Outside, the heat slapped against him once more, an all-too-familiar, almost overwhelming force. He felt it in the car, and again, stumbling out the club. Singapore’s night was thicker than most of the thinned dryness of Europe; air as heavy as it was humid, carrying the tang of the sea that carried inward. The group was stumbling in loose formation, with some some breaking into song, and others linking arms for balance. Sebastian walked a few steps behind, eyes fixed not on his colleagues but rather, on the world around them. 

The city was wide awake. Humming, as the veins of the earth–vibrant streets–still thrummed with life, welcoming them with the faint fragrance of garlic and chilli. He could spot the Hawker stalls lingering open on the corner, steam rising from pots of broth. His stomach grumbled, insistent against the alcohol thrumming in his veins. 

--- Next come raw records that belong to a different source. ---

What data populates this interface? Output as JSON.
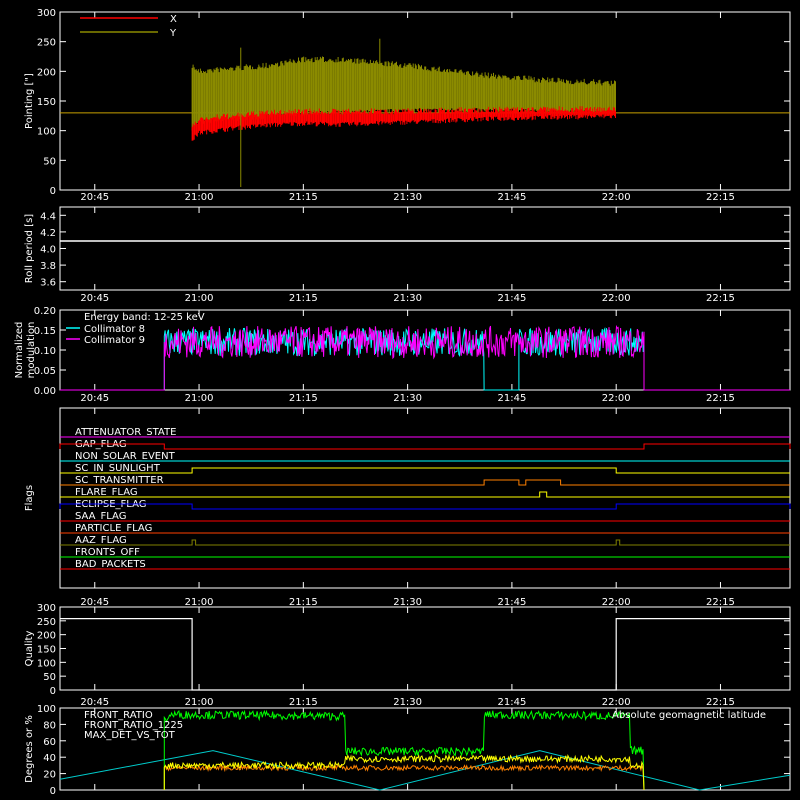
{
  "chart_data": [
    {
      "type": "line",
      "panel": "pointing",
      "ylabel": "Pointing [\"]",
      "ylim": [
        0,
        300
      ],
      "yticks": [
        "0",
        "50",
        "100",
        "150",
        "200",
        "250",
        "300"
      ],
      "xlim": [
        "20:40",
        "22:25"
      ],
      "xticks": [
        "20:45",
        "21:00",
        "21:15",
        "21:30",
        "21:45",
        "22:00",
        "22:15"
      ],
      "legend_position": "top-left",
      "reference_line": 130,
      "series": [
        {
          "name": "X",
          "color": "#ff0000",
          "time": [
            "20:59",
            "21:00",
            "21:05",
            "21:10",
            "21:15",
            "21:20",
            "21:30",
            "21:40",
            "21:50",
            "22:00"
          ],
          "low": [
            80,
            92,
            100,
            105,
            108,
            106,
            110,
            115,
            118,
            120
          ],
          "high": [
            110,
            125,
            130,
            135,
            138,
            137,
            138,
            140,
            141,
            142
          ]
        },
        {
          "name": "Y",
          "color": "#8b8b00",
          "time": [
            "20:59",
            "21:00",
            "21:05",
            "21:10",
            "21:15",
            "21:20",
            "21:30",
            "21:40",
            "21:50",
            "22:00"
          ],
          "low": [
            100,
            110,
            115,
            120,
            125,
            125,
            130,
            130,
            128,
            125
          ],
          "high": [
            215,
            205,
            210,
            215,
            225,
            225,
            215,
            200,
            190,
            185
          ]
        }
      ]
    },
    {
      "type": "line",
      "panel": "roll-period",
      "ylabel": "Roll period [s]",
      "ylim": [
        3.5,
        4.5
      ],
      "yticks": [
        "3.6",
        "3.8",
        "4.0",
        "4.2",
        "4.4"
      ],
      "xticks": [
        "20:45",
        "21:00",
        "21:15",
        "21:30",
        "21:45",
        "22:00",
        "22:15"
      ],
      "series": [
        {
          "color": "#ffffff",
          "time": [
            "20:40",
            "22:25"
          ],
          "values": [
            4.09,
            4.09
          ]
        }
      ]
    },
    {
      "type": "line",
      "panel": "modulation",
      "ylabel": "Normalized modulation",
      "ylim": [
        0,
        0.2
      ],
      "yticks": [
        "0.00",
        "0.05",
        "0.10",
        "0.15",
        "0.20"
      ],
      "xticks": [
        "20:45",
        "21:00",
        "21:15",
        "21:30",
        "21:45",
        "22:00",
        "22:15"
      ],
      "annotation": "Energy band: 12-25 keV",
      "series": [
        {
          "name": "Collimator 8",
          "color": "#00ffff",
          "segments": [
            [
              "20:55",
              "21:41"
            ],
            [
              "21:46",
              "22:04"
            ]
          ],
          "level": 0.12,
          "noise": 0.035
        },
        {
          "name": "Collimator 9",
          "color": "#ff00ff",
          "segments": [
            [
              "20:55",
              "22:04"
            ]
          ],
          "level": 0.12,
          "noise": 0.04
        }
      ]
    },
    {
      "type": "line",
      "panel": "flags",
      "ylabel": "Flags",
      "xticks": [
        "20:45",
        "21:00",
        "21:15",
        "21:30",
        "21:45",
        "22:00",
        "22:15"
      ],
      "series": [
        {
          "name": "ATTENUATOR_STATE",
          "color": "#ff00ff",
          "high": []
        },
        {
          "name": "GAP_FLAG",
          "color": "#ff0000",
          "high": [
            [
              "20:40",
              "20:55"
            ],
            [
              "22:04",
              "22:25"
            ]
          ]
        },
        {
          "name": "NON_SOLAR_EVENT",
          "color": "#00ffff",
          "high": []
        },
        {
          "name": "SC_IN_SUNLIGHT",
          "color": "#ffff00",
          "high": [
            [
              "20:59",
              "22:00"
            ]
          ]
        },
        {
          "name": "SC_TRANSMITTER",
          "color": "#ff8000",
          "high": [
            [
              "21:41",
              "21:46"
            ],
            [
              "21:47",
              "21:52"
            ]
          ]
        },
        {
          "name": "FLARE_FLAG",
          "color": "#ffff00",
          "high": [
            [
              "21:49",
              "21:50"
            ]
          ]
        },
        {
          "name": "ECLIPSE_FLAG",
          "color": "#0000ff",
          "high": [
            [
              "20:40",
              "20:59"
            ],
            [
              "22:00",
              "22:25"
            ]
          ]
        },
        {
          "name": "SAA_FLAG",
          "color": "#ff0000",
          "high": []
        },
        {
          "name": "PARTICLE_FLAG",
          "color": "#ff4000",
          "high": []
        },
        {
          "name": "AAZ_FLAG",
          "color": "#808000",
          "high": [
            [
              "20:59",
              "20:59.5"
            ],
            [
              "22:00",
              "22:00.5"
            ]
          ]
        },
        {
          "name": "FRONTS_OFF",
          "color": "#00ff00",
          "high": []
        },
        {
          "name": "BAD_PACKETS",
          "color": "#ff0000",
          "high": []
        }
      ]
    },
    {
      "type": "line",
      "panel": "quality",
      "ylabel": "Quality",
      "ylim": [
        0,
        300
      ],
      "yticks": [
        "0",
        "50",
        "100",
        "150",
        "200",
        "250",
        "300"
      ],
      "xticks": [
        "20:45",
        "21:00",
        "21:15",
        "21:30",
        "21:45",
        "22:00",
        "22:15"
      ],
      "series": [
        {
          "color": "#ffffff",
          "time": [
            "20:40",
            "20:59",
            "20:59",
            "22:00",
            "22:00",
            "22:25"
          ],
          "values": [
            258,
            258,
            0,
            0,
            258,
            258
          ]
        }
      ]
    },
    {
      "type": "line",
      "panel": "ratios",
      "ylabel": "Degrees or %",
      "ylim": [
        0,
        100
      ],
      "yticks": [
        "0",
        "20",
        "40",
        "60",
        "80",
        "100"
      ],
      "xticks": [
        "20:45",
        "21:00",
        "21:15",
        "21:30",
        "21:45",
        "22:00",
        "22:15"
      ],
      "right_label": "Absolute geomagnetic latitude",
      "series": [
        {
          "name": "FRONT_RATIO",
          "color": "#ffff00",
          "time": [
            "20:55",
            "21:21",
            "21:21",
            "21:41",
            "21:41",
            "22:02",
            "22:02",
            "22:04"
          ],
          "values": [
            30,
            30,
            38,
            38,
            38,
            38,
            30,
            30
          ]
        },
        {
          "name": "FRONT_RATIO_1225",
          "color": "#00ff00",
          "time": [
            "20:55",
            "20:56",
            "21:21",
            "21:21",
            "21:41",
            "21:41",
            "22:02",
            "22:02",
            "22:04"
          ],
          "values": [
            85,
            92,
            90,
            47,
            47,
            92,
            90,
            48,
            48
          ]
        },
        {
          "name": "MAX_DET_VS_TOT",
          "color": "#ff8000",
          "time": [
            "20:55",
            "22:04"
          ],
          "values": [
            27,
            27
          ]
        },
        {
          "name": "Absolute geomagnetic latitude",
          "color": "#00cccc",
          "time": [
            "20:40",
            "21:02",
            "21:26",
            "21:49",
            "22:12",
            "22:25"
          ],
          "values": [
            13,
            48,
            0,
            48,
            0,
            18
          ]
        }
      ]
    }
  ]
}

Their group argued briefly about where to go;  last round of drinks at another bar, more champagne popping at a new club, end the night in one of the Hawker stalls with mountaining of food, before someone mentioned the gardens. 

Sebastian had heard about them, glimpsed photographs perhaps, the strange vertical trees glowing against the skyline. The thought thought of fabricated trees seemed–well, alright, he supposed. Enough strobing lights to occupy the hours until sleep. At least these ones would be high enough to not hurt his sight.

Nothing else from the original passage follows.